Copley’s mercenary is fun but the same can’t be said for the rest of the generic characters populating the story. Theron is one note as a trash-talking executive who doesn’t hesitate to tell a man she just fired to “stop crying and go down to unemployment.” Edgerton, whose brother Nash directed the film, is all alpha-male bluster and not much else. 

Aside from showcasing Oyelowo’s comedic side “Gringo” feels old fashioned, like it has been sitting around on a shelf somewhere, hidden from view since the 1990s. It was the heyday of indie crime dramas like “8 Heads in a Duffel Bag,” a time when writers looked to Tarantino for inspiration only to fall short. “Gringo” wears those fingerprints all over it.

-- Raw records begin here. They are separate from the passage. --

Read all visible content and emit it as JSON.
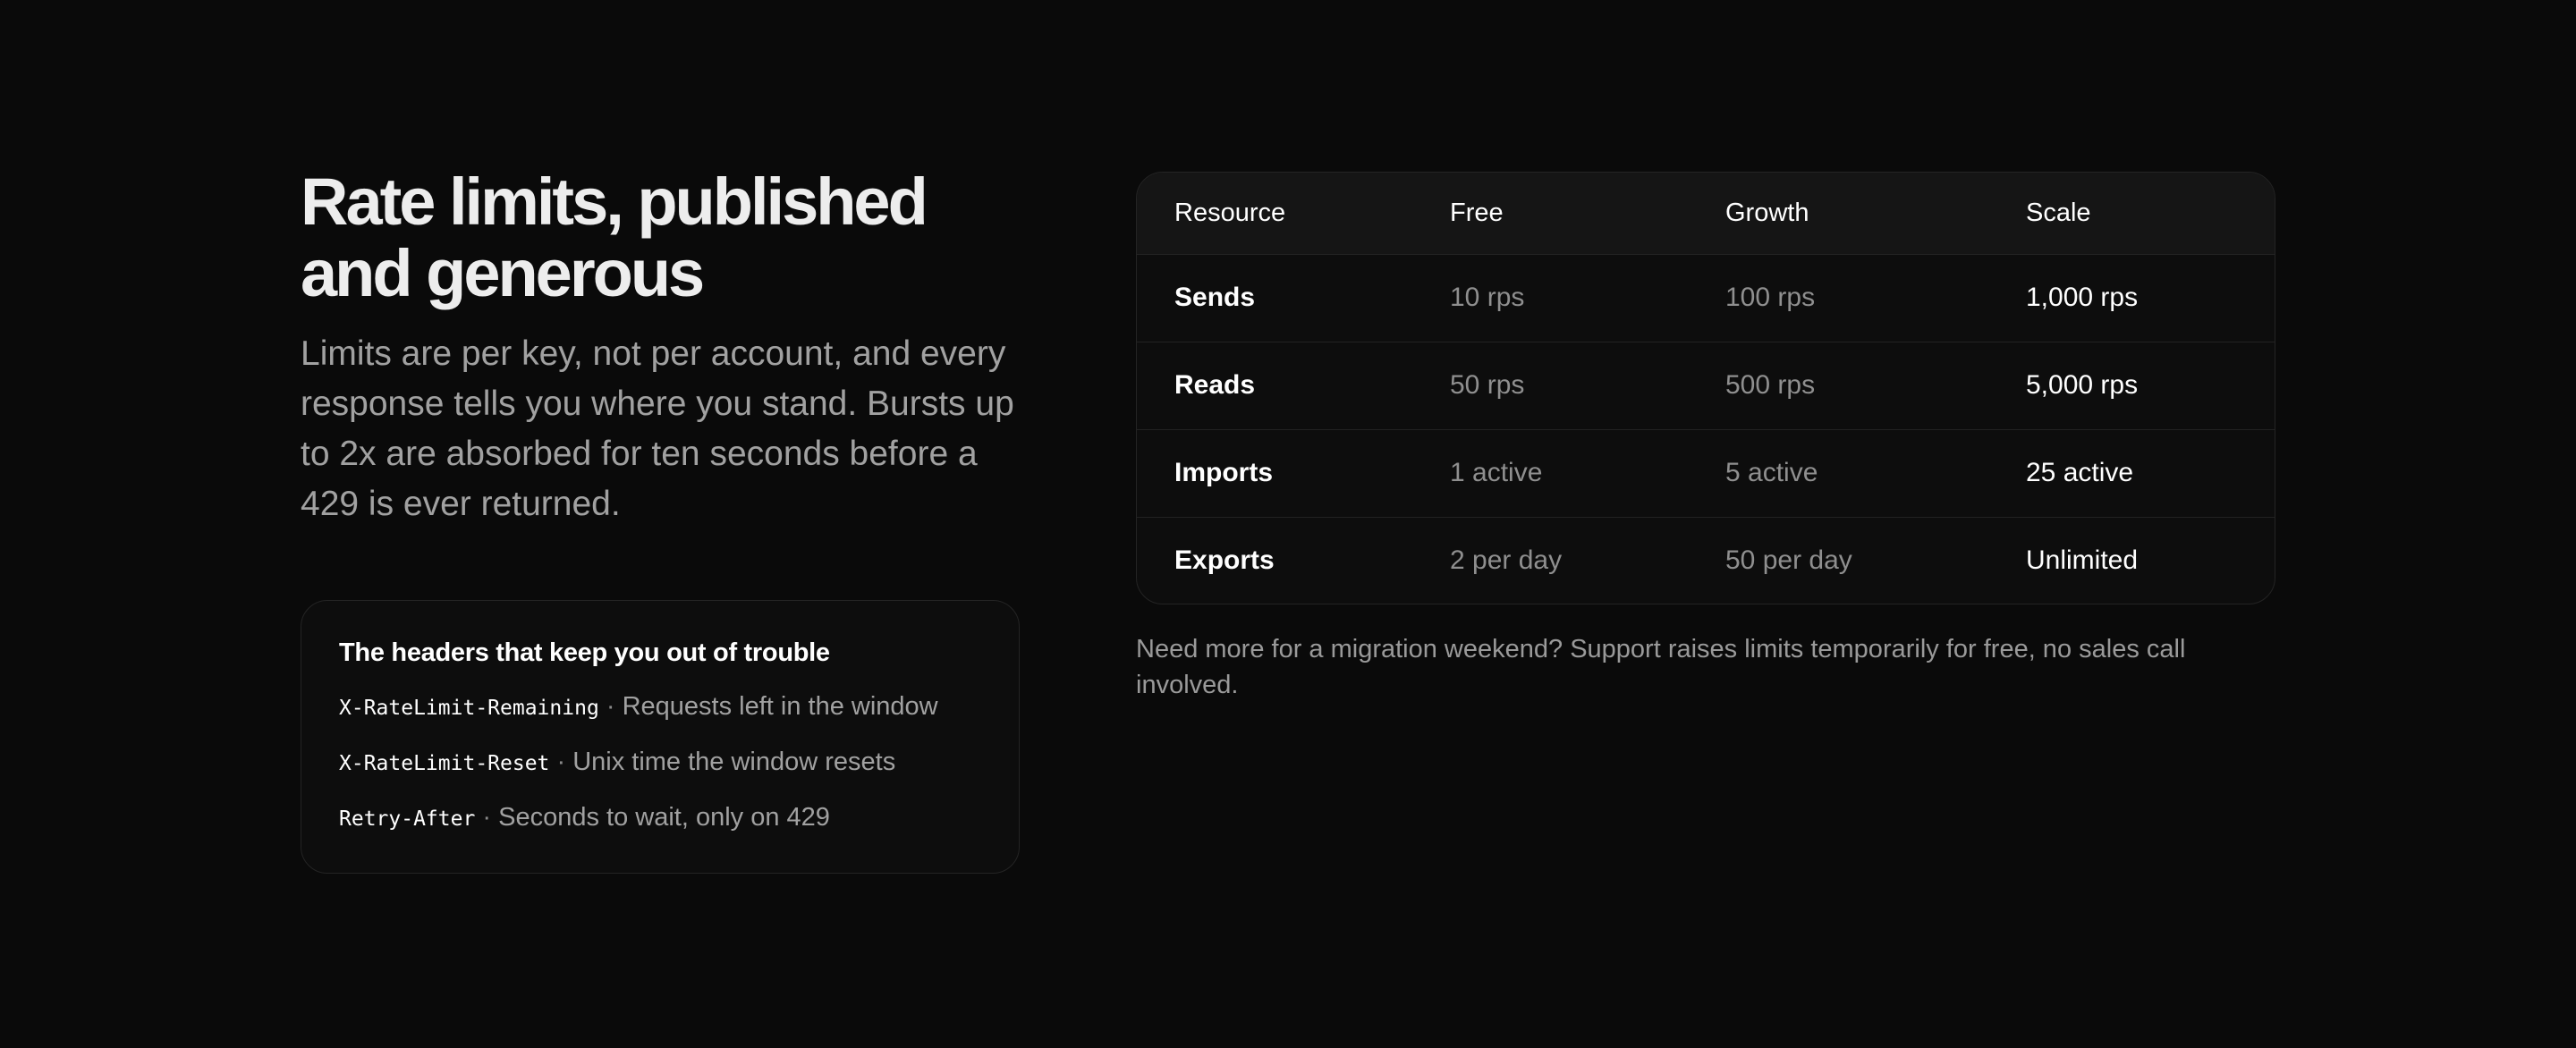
{
  "hero": {
    "title_line1": "Rate limits, published",
    "title_line2": "and generous",
    "description": "Limits are per key, not per account, and every response tells you where you stand. Bursts up to 2x are absorbed for ten seconds before a 429 is ever returned."
  },
  "headers_card": {
    "title": "The headers that keep you out of trouble",
    "separator": "·",
    "items": [
      {
        "name": "X-RateLimit-Remaining",
        "description": "Requests left in the window"
      },
      {
        "name": "X-RateLimit-Reset",
        "description": "Unix time the window resets"
      },
      {
        "name": "Retry-After",
        "description": "Seconds to wait, only on 429"
      }
    ]
  },
  "limits_table": {
    "columns": [
      "Resource",
      "Free",
      "Growth",
      "Scale"
    ],
    "rows": [
      [
        "Sends",
        "10 rps",
        "100 rps",
        "1,000 rps"
      ],
      [
        "Reads",
        "50 rps",
        "500 rps",
        "5,000 rps"
      ],
      [
        "Imports",
        "1 active",
        "5 active",
        "25 active"
      ],
      [
        "Exports",
        "2 per day",
        "50 per day",
        "Unlimited"
      ]
    ]
  },
  "note": "Need more for a migration weekend? Support raises limits temporarily for free, no sales call involved."
}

It’s a good but derivative effort that feels more like a Netflix film than a big screen experience.


Mina Shum’s “Meditation Park” takes place within a few blocks in East Vancouver but tells an emotional and universal story of the immigrant experience in Canada. 

Cheng Pei Pei is Maria, the wife of workaholic Bing (Tzi Ma). A stay-at-home wife and mother, she doesn’t feel confident with her grasp of English and is dependent on Bing for almost everything. When she discovers he is having an affair with a much younger woman and is planning a trip to Japan, she, along with the help of her family and neighbours, asserts her independence and comes out from underneath her overbearing husband’s shadow. “First we obey our fathers,” her friend says. “Then our husbands. When they are gone, we obey ourselves.”

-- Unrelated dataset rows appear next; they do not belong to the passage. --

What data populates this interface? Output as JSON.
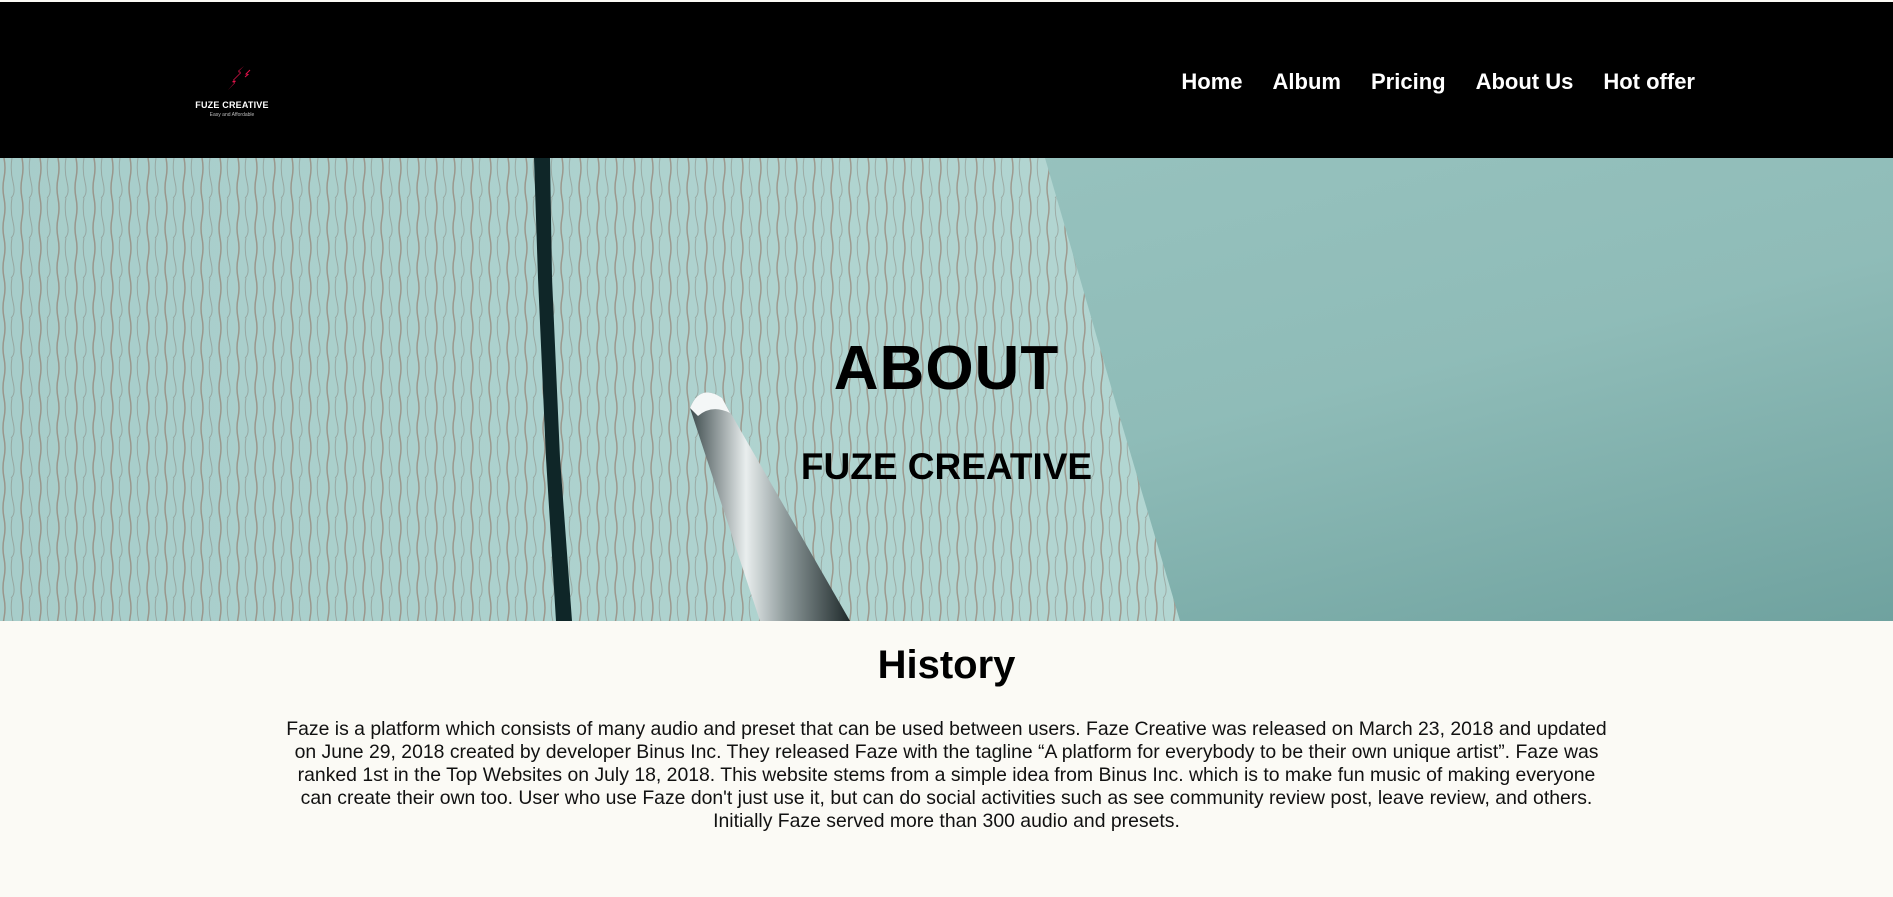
{
  "header": {
    "logo": {
      "title": "FUZE CREATIVE",
      "tagline": "Easy and Affordable",
      "icon": "lightning-bolt-icon",
      "accent_color": "#e0124a"
    },
    "nav": [
      {
        "label": "Home"
      },
      {
        "label": "Album"
      },
      {
        "label": "Pricing"
      },
      {
        "label": "About Us"
      },
      {
        "label": "Hot offer"
      }
    ]
  },
  "hero": {
    "title": "ABOUT",
    "subtitle": "FUZE CREATIVE",
    "background": "teal-wood-with-pen"
  },
  "history": {
    "title": "History",
    "body": "Faze is a platform which consists of many audio and preset that can be used between users. Faze Creative was released on March 23, 2018 and updated on June 29, 2018 created by developer Binus Inc. They released Faze with the tagline “A platform for everybody to be their own unique artist”. Faze was ranked 1st in the Top Websites on July 18, 2018. This website stems from a simple idea from Binus Inc. which is to make fun music of making everyone can create their own too. User who use Faze don't just use it, but can do social activities such as see community review post, leave review, and others. Initially Faze served more than 300 audio and presets."
  },
  "colors": {
    "nav_bg": "#000000",
    "nav_text": "#ffffff",
    "page_bg": "#fbfaf5",
    "hero_teal": "#9fc9c6"
  }
}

“Meditation Park” sees Maria break free of the conservative constraints of her upbringing and family life to assimilate into the wider community. The story of her personal journey is told with a mix of comedy—occasionally bordering on slapstick— and heartfelt emotion but it is the performances, particularly from Cheng Pei Pei that breathes life into the movie. Her broken heart is palpable but so is the joy on her face as she dances to music only she can hear at a block party. 

Strong supporting work from Sandra Oh and Don McKellar highlights the strong support system that helps prop Maria up in her time of need but it is the personal story of awakening that lingers.